The resulting churn in the config space has resulted in flames from Linus, and proposals for possible solutions.

One solution is to utilize the Kconfig language and create fragments that provide meta-config options which will then select all the necessary config features for a specific bit of hardware.

In addition, these fragments can be combined with other Kconfig fragments, that provide policy decisions like what filesystems should be used and what generic drivers to support.

Many distributions already use a similar framework, assembling separate chunks of standard config fragments into a larger config, but this method has limitations. For instance, its possible for one config fragment to set CONFIG_FOO=y but another config fragment to set CONFIG_FOO=n. If these two fragments are combined, it creates a paradox that the kernel config system will not warn the user of. Instead distros/build systems then have to have post-merger validation scripts that check to make sure the resulting config has specific values they care about.

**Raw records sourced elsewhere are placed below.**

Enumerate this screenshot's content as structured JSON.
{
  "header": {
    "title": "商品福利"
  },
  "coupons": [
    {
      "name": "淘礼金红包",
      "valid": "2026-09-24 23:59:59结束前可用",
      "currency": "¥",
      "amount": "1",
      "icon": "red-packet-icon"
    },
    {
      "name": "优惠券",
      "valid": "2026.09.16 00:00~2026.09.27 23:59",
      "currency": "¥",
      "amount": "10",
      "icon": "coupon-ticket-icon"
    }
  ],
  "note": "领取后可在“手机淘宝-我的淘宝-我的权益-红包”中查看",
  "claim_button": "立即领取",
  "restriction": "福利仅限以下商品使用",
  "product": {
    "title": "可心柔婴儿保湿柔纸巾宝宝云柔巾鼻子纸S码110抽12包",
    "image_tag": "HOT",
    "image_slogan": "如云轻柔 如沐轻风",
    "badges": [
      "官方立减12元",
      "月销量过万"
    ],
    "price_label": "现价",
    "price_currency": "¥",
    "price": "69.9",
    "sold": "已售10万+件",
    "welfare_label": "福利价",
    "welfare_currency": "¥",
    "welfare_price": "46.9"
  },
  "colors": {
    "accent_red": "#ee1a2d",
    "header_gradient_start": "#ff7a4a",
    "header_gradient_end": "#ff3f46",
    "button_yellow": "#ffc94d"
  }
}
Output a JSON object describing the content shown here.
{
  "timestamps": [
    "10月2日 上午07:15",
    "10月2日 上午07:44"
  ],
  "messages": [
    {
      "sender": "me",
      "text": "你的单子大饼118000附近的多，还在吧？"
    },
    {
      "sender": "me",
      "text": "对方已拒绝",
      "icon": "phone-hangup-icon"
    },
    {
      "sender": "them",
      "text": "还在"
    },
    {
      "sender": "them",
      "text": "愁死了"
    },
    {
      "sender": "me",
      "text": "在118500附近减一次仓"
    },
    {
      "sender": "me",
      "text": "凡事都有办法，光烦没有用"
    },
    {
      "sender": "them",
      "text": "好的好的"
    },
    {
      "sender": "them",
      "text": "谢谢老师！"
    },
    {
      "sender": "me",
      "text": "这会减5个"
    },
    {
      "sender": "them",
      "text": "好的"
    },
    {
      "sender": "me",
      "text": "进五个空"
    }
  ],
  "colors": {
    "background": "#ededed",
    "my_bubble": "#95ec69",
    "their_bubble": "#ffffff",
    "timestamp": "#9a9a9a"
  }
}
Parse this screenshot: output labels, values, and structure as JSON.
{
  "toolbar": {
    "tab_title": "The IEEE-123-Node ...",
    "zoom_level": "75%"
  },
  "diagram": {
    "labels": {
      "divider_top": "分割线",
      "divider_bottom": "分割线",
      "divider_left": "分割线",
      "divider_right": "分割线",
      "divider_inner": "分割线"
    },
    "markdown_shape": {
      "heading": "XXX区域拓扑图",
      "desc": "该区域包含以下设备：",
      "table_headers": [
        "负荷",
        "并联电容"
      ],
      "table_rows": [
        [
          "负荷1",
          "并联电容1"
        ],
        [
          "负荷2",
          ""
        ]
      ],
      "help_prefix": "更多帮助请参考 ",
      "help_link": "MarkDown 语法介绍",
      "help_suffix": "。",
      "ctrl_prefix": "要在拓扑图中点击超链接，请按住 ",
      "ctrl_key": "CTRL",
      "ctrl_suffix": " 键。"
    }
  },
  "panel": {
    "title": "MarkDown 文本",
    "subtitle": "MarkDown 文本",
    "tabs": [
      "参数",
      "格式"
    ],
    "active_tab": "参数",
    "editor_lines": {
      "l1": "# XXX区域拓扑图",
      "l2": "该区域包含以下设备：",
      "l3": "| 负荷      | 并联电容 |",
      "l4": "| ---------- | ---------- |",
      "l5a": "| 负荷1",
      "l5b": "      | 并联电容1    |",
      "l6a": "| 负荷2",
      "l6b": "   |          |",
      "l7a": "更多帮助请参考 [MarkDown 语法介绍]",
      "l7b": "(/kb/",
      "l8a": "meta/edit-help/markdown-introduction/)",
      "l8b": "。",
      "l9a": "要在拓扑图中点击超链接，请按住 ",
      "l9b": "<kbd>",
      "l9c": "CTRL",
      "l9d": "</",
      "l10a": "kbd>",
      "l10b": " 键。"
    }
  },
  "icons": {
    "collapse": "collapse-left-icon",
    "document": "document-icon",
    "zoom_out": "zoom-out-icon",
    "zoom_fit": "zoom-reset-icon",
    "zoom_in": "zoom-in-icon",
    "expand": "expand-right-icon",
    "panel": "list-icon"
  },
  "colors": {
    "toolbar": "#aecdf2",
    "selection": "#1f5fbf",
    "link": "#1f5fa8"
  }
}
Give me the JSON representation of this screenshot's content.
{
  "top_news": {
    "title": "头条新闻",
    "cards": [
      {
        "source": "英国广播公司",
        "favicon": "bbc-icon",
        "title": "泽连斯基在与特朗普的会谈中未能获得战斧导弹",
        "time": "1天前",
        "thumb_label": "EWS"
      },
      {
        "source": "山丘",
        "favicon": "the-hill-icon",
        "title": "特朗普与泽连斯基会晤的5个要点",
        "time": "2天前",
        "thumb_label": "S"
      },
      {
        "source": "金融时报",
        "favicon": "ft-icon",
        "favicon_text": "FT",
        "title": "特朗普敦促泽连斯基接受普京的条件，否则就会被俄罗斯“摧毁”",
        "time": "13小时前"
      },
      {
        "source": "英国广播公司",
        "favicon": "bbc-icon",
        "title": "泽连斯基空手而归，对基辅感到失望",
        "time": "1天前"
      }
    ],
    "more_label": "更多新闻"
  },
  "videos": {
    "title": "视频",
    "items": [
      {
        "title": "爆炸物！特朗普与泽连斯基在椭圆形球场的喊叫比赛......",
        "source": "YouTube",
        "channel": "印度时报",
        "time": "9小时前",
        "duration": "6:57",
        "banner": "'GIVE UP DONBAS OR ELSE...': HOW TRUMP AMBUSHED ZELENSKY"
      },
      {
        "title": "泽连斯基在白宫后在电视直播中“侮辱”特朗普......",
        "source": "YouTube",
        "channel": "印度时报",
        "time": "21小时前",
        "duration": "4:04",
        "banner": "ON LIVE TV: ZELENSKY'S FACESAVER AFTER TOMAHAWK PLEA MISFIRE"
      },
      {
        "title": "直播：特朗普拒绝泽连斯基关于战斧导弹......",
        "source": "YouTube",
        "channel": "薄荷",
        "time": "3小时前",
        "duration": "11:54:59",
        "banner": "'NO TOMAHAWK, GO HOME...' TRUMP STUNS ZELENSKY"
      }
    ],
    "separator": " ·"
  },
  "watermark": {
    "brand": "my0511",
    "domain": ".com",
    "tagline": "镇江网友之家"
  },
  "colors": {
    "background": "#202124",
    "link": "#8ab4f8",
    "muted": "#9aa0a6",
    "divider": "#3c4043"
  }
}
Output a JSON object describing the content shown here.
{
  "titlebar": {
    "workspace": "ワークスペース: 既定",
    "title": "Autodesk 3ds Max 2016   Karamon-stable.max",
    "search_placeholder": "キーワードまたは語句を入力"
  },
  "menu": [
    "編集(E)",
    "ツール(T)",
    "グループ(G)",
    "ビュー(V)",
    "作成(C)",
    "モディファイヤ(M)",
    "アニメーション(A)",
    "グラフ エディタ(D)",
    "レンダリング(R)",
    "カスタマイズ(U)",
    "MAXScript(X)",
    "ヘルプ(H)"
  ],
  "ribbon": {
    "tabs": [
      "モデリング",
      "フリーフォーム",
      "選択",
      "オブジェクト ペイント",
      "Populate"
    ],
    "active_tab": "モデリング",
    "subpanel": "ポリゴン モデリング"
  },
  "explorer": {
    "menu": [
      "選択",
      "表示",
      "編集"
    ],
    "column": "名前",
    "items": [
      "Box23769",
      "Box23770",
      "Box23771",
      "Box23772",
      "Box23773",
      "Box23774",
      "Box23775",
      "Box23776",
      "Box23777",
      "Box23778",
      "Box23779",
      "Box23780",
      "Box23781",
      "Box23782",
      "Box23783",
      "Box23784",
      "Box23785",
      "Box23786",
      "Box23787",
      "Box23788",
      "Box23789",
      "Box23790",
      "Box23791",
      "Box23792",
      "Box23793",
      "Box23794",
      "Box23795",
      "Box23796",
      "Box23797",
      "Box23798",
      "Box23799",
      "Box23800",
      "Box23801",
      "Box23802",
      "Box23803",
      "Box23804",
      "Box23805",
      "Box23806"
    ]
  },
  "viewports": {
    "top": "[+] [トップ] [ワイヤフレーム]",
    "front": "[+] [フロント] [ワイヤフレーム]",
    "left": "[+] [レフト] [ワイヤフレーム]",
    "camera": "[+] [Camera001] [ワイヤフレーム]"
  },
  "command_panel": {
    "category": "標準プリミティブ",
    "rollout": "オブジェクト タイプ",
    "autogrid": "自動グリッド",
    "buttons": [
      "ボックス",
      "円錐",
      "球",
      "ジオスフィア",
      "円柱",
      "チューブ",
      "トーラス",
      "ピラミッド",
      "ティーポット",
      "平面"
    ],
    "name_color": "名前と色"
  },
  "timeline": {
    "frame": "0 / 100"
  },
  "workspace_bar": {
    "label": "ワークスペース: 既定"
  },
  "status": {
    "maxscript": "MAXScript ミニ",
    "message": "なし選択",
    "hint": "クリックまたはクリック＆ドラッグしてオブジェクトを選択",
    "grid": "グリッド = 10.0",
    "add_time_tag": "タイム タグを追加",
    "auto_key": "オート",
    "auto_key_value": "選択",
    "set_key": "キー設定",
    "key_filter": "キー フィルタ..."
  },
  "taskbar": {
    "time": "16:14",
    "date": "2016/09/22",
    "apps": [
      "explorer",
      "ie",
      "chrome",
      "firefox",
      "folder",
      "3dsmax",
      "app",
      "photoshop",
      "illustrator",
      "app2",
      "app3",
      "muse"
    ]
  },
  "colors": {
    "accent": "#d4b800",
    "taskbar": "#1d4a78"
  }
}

By using kconfig fragments, the kconfig language allows for consistency checks making sure that invalid combinations that produce paradoxes emit errors. Further, each distro uses their own custom build scripts to do this fragment merging, and checking steps. By pushing this functionality into the kernel build system itself, it would simplify and consolidate a chunk of what every distribution has to implement themselves.

However, before this will work, the Kconfig language has limitations that need to be resolved, such as:
1) Being able to select options from a choice block
2) Being able to select options as a module
3) Additionally to really simplify the Kconfig meta options, we will need to extend Kconfig to be able to do full dependency resolution, allowing a leaf config to be selected, and that in turn would select all the options which it depends on.

I have already implemented a proof of concept that tries to provide #1 above, and works around #2. I would like to talk about some of the lessons learned and get input on how to proceed.

Darren Hart (Intel – Yocto Project) will co-lead with me, as his work has run into this config fragment issue as well.

Tags

defconfig, kconfig, config management, kernel build systems

Speakers

  • Dvhart-2009

    Darren Hart

    Intel

    Biography

    Darren Hart works for Intel’s Open Source Technology Center. He works on and
    around the Linux kernel in support of The Yocto Project. Previously, Darren led
    IBM’s real-time Linux development team from 2005-2010. He has presented on
    Real-Time Linux benchmarking at the Ottawa Linux Symposium in 2007 as well as
    the Linux Foundation: End User Summit in 2008. He presented his work on futex
    requeue PI support at LinuxCon and the Real-Time Linux Workshop in 2009. He
    presented his work on kernel assisted adaptive userspace mutexes at the 2010
    Linux Plumbers Conference.

  • Biography

    John Stultz has worked with the IBM LTC for just shy of ten years. He has worked on x86 server enablement, Enterprise Realtime Linux, and now as a member of the Linaro.org effort. In the Linux community, he has worked mostly as maintainer of the timekeeping subsystem, but has also worked on stability and scalability issues with the PREEMPT_RT patch, and most recently has begun looking at upstreaming Android functionality into the mainline kernel.